Sur le plan économique, la Turquie a connu en 2015 une croissance de 4 %. Elle est la quinzième puissance mondiale, et elle vise la dixième place d'ici au centenaire de la République turque en 2023.
En 2014, la Turquie était notre sixième client hors Union européenne. Plus de 300 entreprises françaises y sont présentes, employant plus de 50 000 personnes. Par exemple, Renault est la troisième entreprise exportatrice de Turquie et assure 52 % de la production locale de véhicules de passagers. Dix-sept équipementiers français sont implantés, ainsi que de grandes entreprises - Thales, Airbus group ou encore Air Liquide. Aéroports de Paris détient 38 % du gestionnaire aéroportuaire turc TAV, présent dans de nombreux pays.
Dans le domaine de l'énergie, Engie et EDF sont présents ; cela dit, Total a récemment annoncé la cession de son réseau et de ses activités en Turquie.
Sont également présentes en Turquie des entreprises françaises des secteurs de la pharmacie, de l'agroalimentaire, de l'assurance, du commerce et du tourisme.
Pour les entreprises françaises, la Turquie présente aujourd'hui de nombreuses opportunités. Pour répondre aux ambitions spatiales de ce pays, Arianespace, Thales Alenia Space et Airbus group ont remporté des contrats et sont bien placés pour en remporter de nouveaux.
Dans le domaine ferroviaire, plusieurs appels d'offres ont été lancés pour des trains à grande vitesse, pour lesquels Alstom est en bonne position. Un projet d'accord de coopération est en cours de négociation entre la SNCF et les chemins de fer turcs.
Des projets sont également en cours dans le secteur de la « ville durable ».
En matière d'énergie nucléaire, dans le cadre d'un accord intergouvernemental de coopération signé en 2013, le Japon et la Turquie négocient un contrat pour la construction et l'exploitation à Sinop d'une centrale nucléaire, composée de quatre réacteurs franco-japonais ATMEA-1. Dans le sud du pays, un projet de centrale est conduit par l'entreprise russe Rosatom, pour lequel des contrats de sous-traitance sont possibles avec des entreprises françaises.
Enfin, dans le domaine de la défense, la Turquie souhaite développer un programme national de défense antiaérienne.
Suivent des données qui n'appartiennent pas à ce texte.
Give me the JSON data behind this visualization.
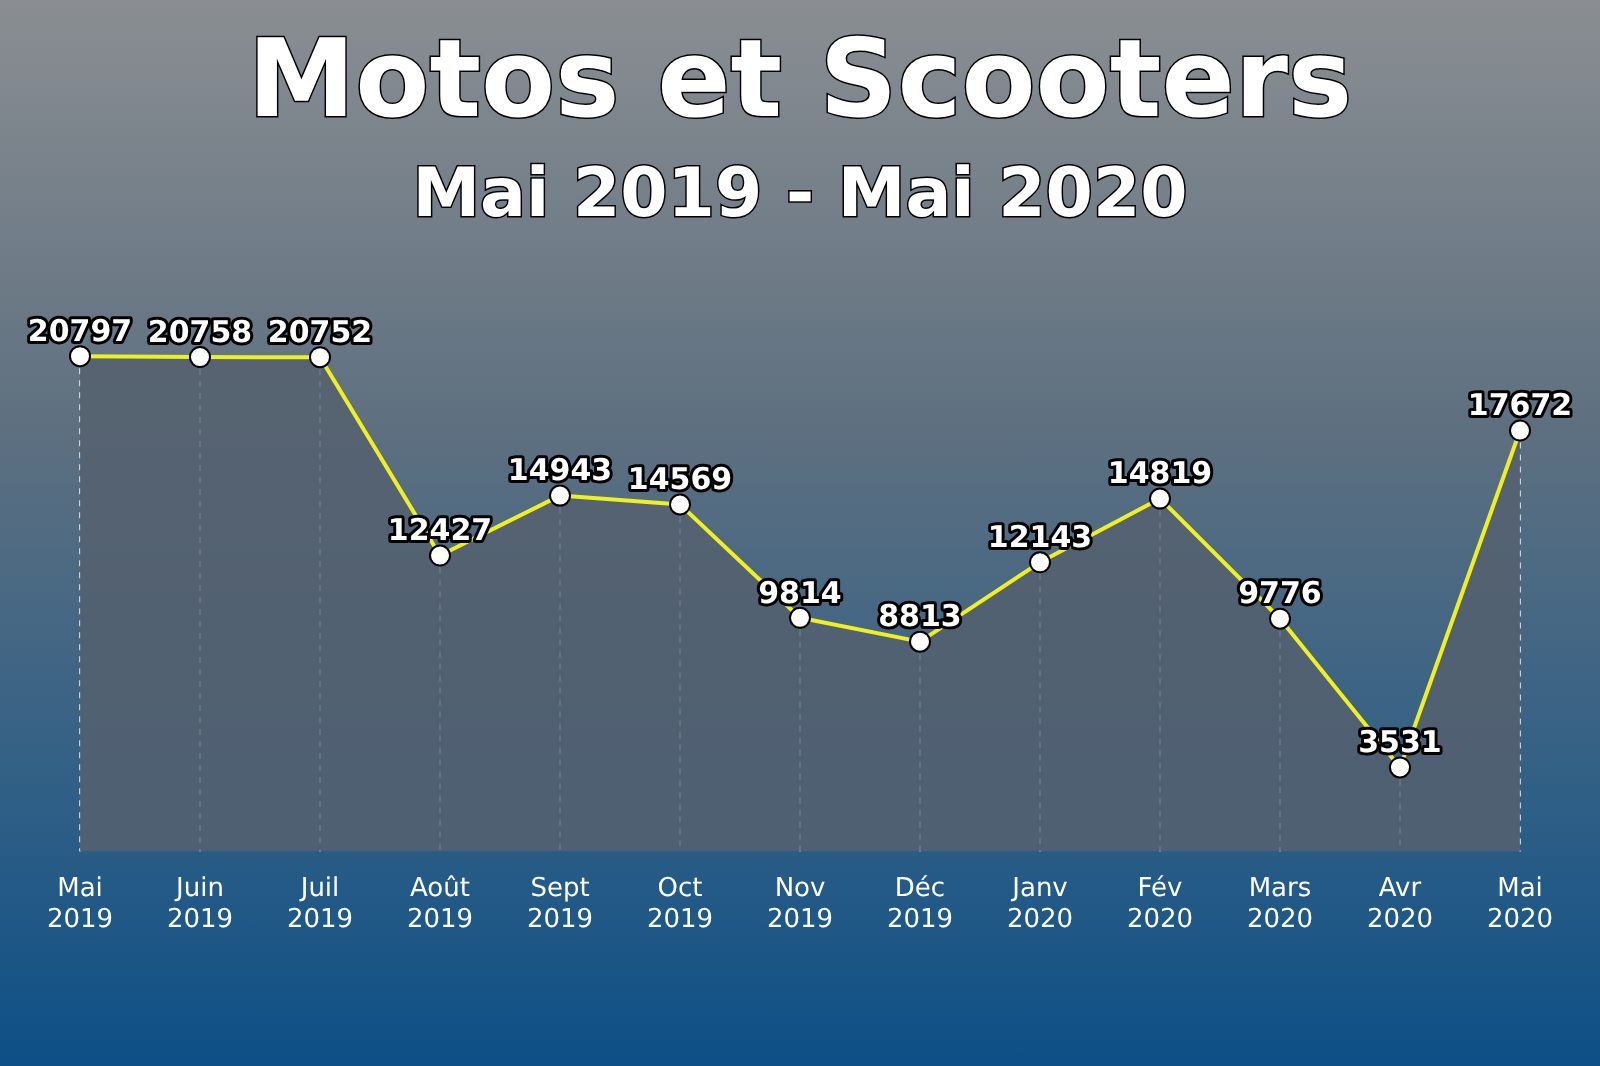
{
  "chart_data": {
    "type": "area",
    "title": "Motos et Scooters",
    "subtitle": "Mai 2019 - Mai 2020",
    "categories": [
      "Mai 2019",
      "Juin 2019",
      "Juil 2019",
      "Août 2019",
      "Sept 2019",
      "Oct 2019",
      "Nov 2019",
      "Déc 2019",
      "Janv 2020",
      "Fév 2020",
      "Mars 2020",
      "Avr 2020",
      "Mai 2020"
    ],
    "series": [
      {
        "color": "#f0f020",
        "values": [
          20797,
          20758,
          20752,
          12427,
          14943,
          14569,
          9814,
          8813,
          12143,
          14819,
          9776,
          3531,
          17672
        ]
      }
    ],
    "data_labels": true,
    "grid": "x",
    "marker": "circle",
    "legend": false
  }
}
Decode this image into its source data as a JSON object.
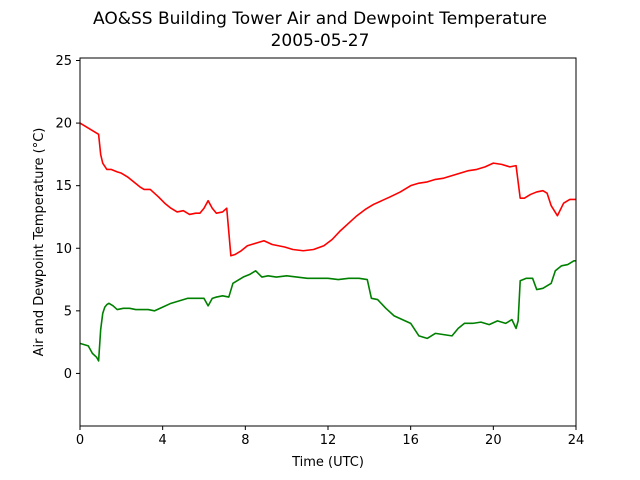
{
  "chart_data": {
    "type": "line",
    "title": "AO&SS Building Tower Air and Dewpoint Temperature",
    "subtitle": "2005-05-27",
    "xlabel": "Time (UTC)",
    "ylabel": "Air and Dewpoint Temperature (°C)",
    "xlim": [
      0,
      24
    ],
    "ylim": [
      -4.2,
      25.2
    ],
    "xticks": [
      0,
      4,
      8,
      12,
      16,
      20,
      24
    ],
    "yticks": [
      0,
      5,
      10,
      15,
      20,
      25
    ],
    "grid": false,
    "legend": "none",
    "series": [
      {
        "color": "#ff0000",
        "x": [
          0.0,
          0.3,
          0.6,
          0.9,
          1.0,
          1.1,
          1.3,
          1.5,
          1.8,
          2.0,
          2.3,
          2.6,
          2.9,
          3.1,
          3.4,
          3.8,
          4.1,
          4.4,
          4.7,
          5.0,
          5.3,
          5.6,
          5.8,
          6.0,
          6.2,
          6.4,
          6.6,
          6.9,
          7.1,
          7.3,
          7.5,
          7.8,
          8.1,
          8.5,
          8.9,
          9.3,
          9.6,
          9.9,
          10.3,
          10.8,
          11.3,
          11.8,
          12.2,
          12.6,
          13.0,
          13.4,
          13.8,
          14.2,
          14.6,
          15.0,
          15.5,
          16.0,
          16.4,
          16.8,
          17.2,
          17.6,
          18.0,
          18.4,
          18.8,
          19.2,
          19.6,
          20.0,
          20.4,
          20.8,
          21.1,
          21.3,
          21.5,
          21.8,
          22.1,
          22.4,
          22.6,
          22.8,
          23.1,
          23.4,
          23.7,
          24.0
        ],
        "y": [
          20.0,
          19.7,
          19.4,
          19.1,
          17.5,
          16.8,
          16.3,
          16.3,
          16.1,
          16.0,
          15.7,
          15.3,
          14.9,
          14.7,
          14.7,
          14.1,
          13.6,
          13.2,
          12.9,
          13.0,
          12.7,
          12.8,
          12.8,
          13.2,
          13.8,
          13.2,
          12.8,
          12.9,
          13.2,
          9.4,
          9.5,
          9.8,
          10.2,
          10.4,
          10.6,
          10.3,
          10.2,
          10.1,
          9.9,
          9.8,
          9.9,
          10.2,
          10.7,
          11.4,
          12.0,
          12.6,
          13.1,
          13.5,
          13.8,
          14.1,
          14.5,
          15.0,
          15.2,
          15.3,
          15.5,
          15.6,
          15.8,
          16.0,
          16.2,
          16.3,
          16.5,
          16.8,
          16.7,
          16.5,
          16.6,
          14.0,
          14.0,
          14.3,
          14.5,
          14.6,
          14.4,
          13.4,
          12.6,
          13.6,
          13.9,
          13.9
        ]
      },
      {
        "color": "#008000",
        "x": [
          0.0,
          0.2,
          0.4,
          0.6,
          0.8,
          0.9,
          1.0,
          1.1,
          1.2,
          1.3,
          1.4,
          1.6,
          1.8,
          2.1,
          2.4,
          2.7,
          3.0,
          3.3,
          3.6,
          4.0,
          4.4,
          4.8,
          5.2,
          5.6,
          6.0,
          6.2,
          6.4,
          6.6,
          6.9,
          7.2,
          7.4,
          7.6,
          7.9,
          8.2,
          8.5,
          8.8,
          9.1,
          9.5,
          10.0,
          10.5,
          11.0,
          11.5,
          12.0,
          12.5,
          13.0,
          13.5,
          13.9,
          14.1,
          14.4,
          14.8,
          15.2,
          15.6,
          16.0,
          16.4,
          16.8,
          17.2,
          17.6,
          18.0,
          18.3,
          18.6,
          19.0,
          19.4,
          19.8,
          20.2,
          20.6,
          20.9,
          21.1,
          21.2,
          21.3,
          21.6,
          21.9,
          22.1,
          22.4,
          22.8,
          23.0,
          23.3,
          23.6,
          23.9,
          24.0
        ],
        "y": [
          2.4,
          2.3,
          2.2,
          1.6,
          1.3,
          1.0,
          3.5,
          4.8,
          5.3,
          5.5,
          5.6,
          5.4,
          5.1,
          5.2,
          5.2,
          5.1,
          5.1,
          5.1,
          5.0,
          5.3,
          5.6,
          5.8,
          6.0,
          6.0,
          6.0,
          5.4,
          6.0,
          6.1,
          6.2,
          6.1,
          7.2,
          7.4,
          7.7,
          7.9,
          8.2,
          7.7,
          7.8,
          7.7,
          7.8,
          7.7,
          7.6,
          7.6,
          7.6,
          7.5,
          7.6,
          7.6,
          7.5,
          6.0,
          5.9,
          5.2,
          4.6,
          4.3,
          4.0,
          3.0,
          2.8,
          3.2,
          3.1,
          3.0,
          3.6,
          4.0,
          4.0,
          4.1,
          3.9,
          4.2,
          4.0,
          4.3,
          3.6,
          4.2,
          7.4,
          7.6,
          7.6,
          6.7,
          6.8,
          7.2,
          8.2,
          8.6,
          8.7,
          9.0,
          9.0
        ]
      }
    ]
  }
}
Elle a abandonné en 2015 son choix initial, portant sur un système de défense antimissile chinois, qui avait suscité des craintes de la part de pays de l'OTAN. La Turquie négocie désormais avec le consortium franco-italien Eurosam l'achat de systèmes de défense aérienne portables à moyenne portée.
La Turquie représente donc un enjeu économique majeur souvent méconnu pour la France. Elle présente en outre des opportunités souvent ignorées des PME. Son potentiel comme marché émergent est moins bien perçu que celui de l'Afrique ou de l'Asie. Comme nous l'ont indiqué les représentants des milieux économiques français rencontrés en Turquie, elle semble souffrir d'une mauvaise image injustifiée.
Or les entreprises turques sont dynamiques et souhaitent investir en France. En particulier, La France est perçue comme une plateforme pour des échanges et investissements vers l'Afrique francophone. En retour, la Turquie peut servir de plateforme aux entreprises françaises vers l'Asie centrale et le Moyen-Orient - c'est l'esprit, par exemple, du partenariat entre Aéroports de Paris et TAV. Cette complémentarité pourrait offrir davantage de perspectives de coopération, notamment entre les PME françaises et turques.
Toutefois, l'environnement des affaires en Turquie reste marqué par une forte instabilité des règles en matière de marchés publics, de concurrence et de propriété intellectuelle. Les incertitudes politiques y sont également dommageables et freinent l'investissement étranger.
L'Union européenne devrait être plus attentive au respect des règles de concurrence que la Turquie a acceptées dans le cadre de l'union douanière. Des négociations sont en cours pour moderniser cette union. Elles portent sur un élargissement de son périmètre aux services, aux biens agricoles et aux marchés publics. Sous réserve que les études d'impact actuellement en cours en confirment le bénéfice mutuel, cette modernisation de l'union douanière doit être poursuivie et accompagnée d'un contrôle renforcé du respect par la Turquie de ses obligations.
En conclusion, précisons que la Turquie est aujourd'hui un partenaire important pour la sécurité de l'Europe, ce qui doit nous inciter à clarifier nos relations avec elle. Les relations euro-turques sont multiformes. Elles comportent des enjeux portant sur des horizons temporels différents.
Ne nous enfermons pas dans les irritants, comme le génocide arménien, ni dans la gestion de la crise des migrants ; ayons au contraire une approche pragmatique, fondée sur une intensification de la coopération et des échanges dans tous les domaines, afin de ne pas tourner le dos à ce partenaire difficile mais incontournable.